Proving that ∼(∃x) P (x), is false is equivalent to proving that (∀x )∼P (x) is true.

Question

I found this phrase in the page 60 of the book "A Transition to Advanced Mathematics, 8th Edition, written by Smith/Eggen/St. Andre."

"Proving that ∼(∃x) P (x), is false is equivalent to proving that (∀x )∼P (x) is true."

It seems incorrect to me, but as I am a student, I guess that I am wrong.

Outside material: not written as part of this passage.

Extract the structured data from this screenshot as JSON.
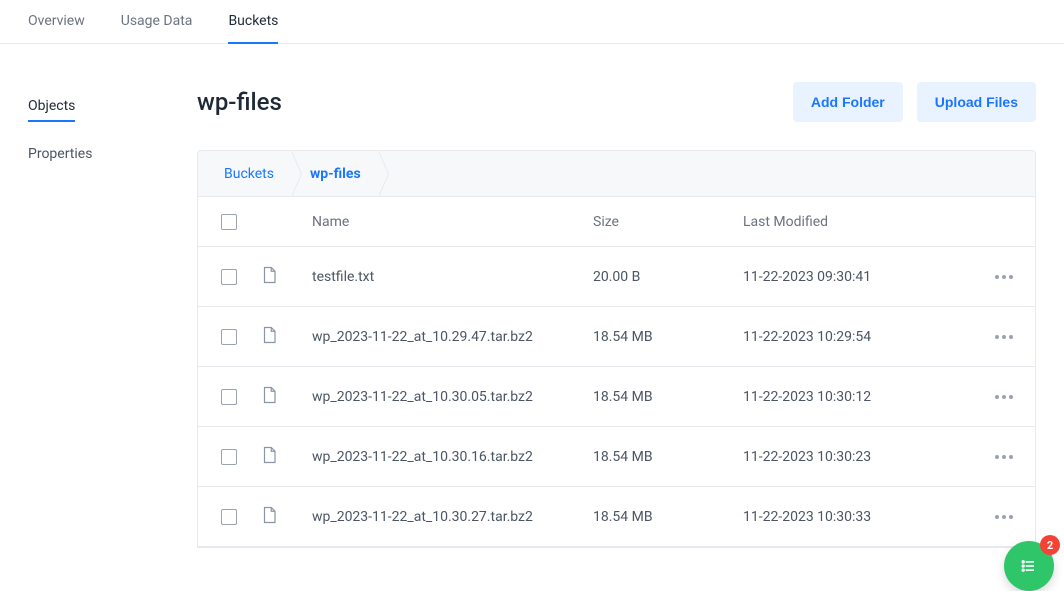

My reasoning is that if we work with the equation of the right side:

(∀x)∼P(x) is true, we can see it as

("(∀x)∼P (x) = true") and this would be equal to

("∼ ((∀x)∼P (x)) = ∼(true)")=

(∃x)P(x) = false.

then (∃x)P(x) is false.

That is the opposite of our goal.

Am I wrong?

Thanks!

Answer 1

See page 56 of seventh edition :

There are times when we will want to prove a quantified statement is false. We know that $(\forall x)P(x)$ is false precisely when $\lnot (\forall x)P(x)$ is true and $\lnot (\forall x)P(x)$ is equivalent to $(\exists x) \lnot P(x)$. Therefore, one way to prove $(\forall x)P(x)$ is false is to prove $(\exists x) \lnot P(x)$ is true.

Thus, if $\lnot (\exists x) P(x)$ is false, its negation : $(\exists x) P(x)$ must be true; but $(\exists x) P(x)$ is equivalent to $\lnot (\forall x) \lnot P(x)$.

In conclusion, you are right; alternatively, we can say that :

Proving that $\lnot (∃x)P(x)$, is false is equivalent to proving that $\lnot (∀x) \lnot P(x)$ is true.

As per comments above, the statement in the 2014 edition must be a typo.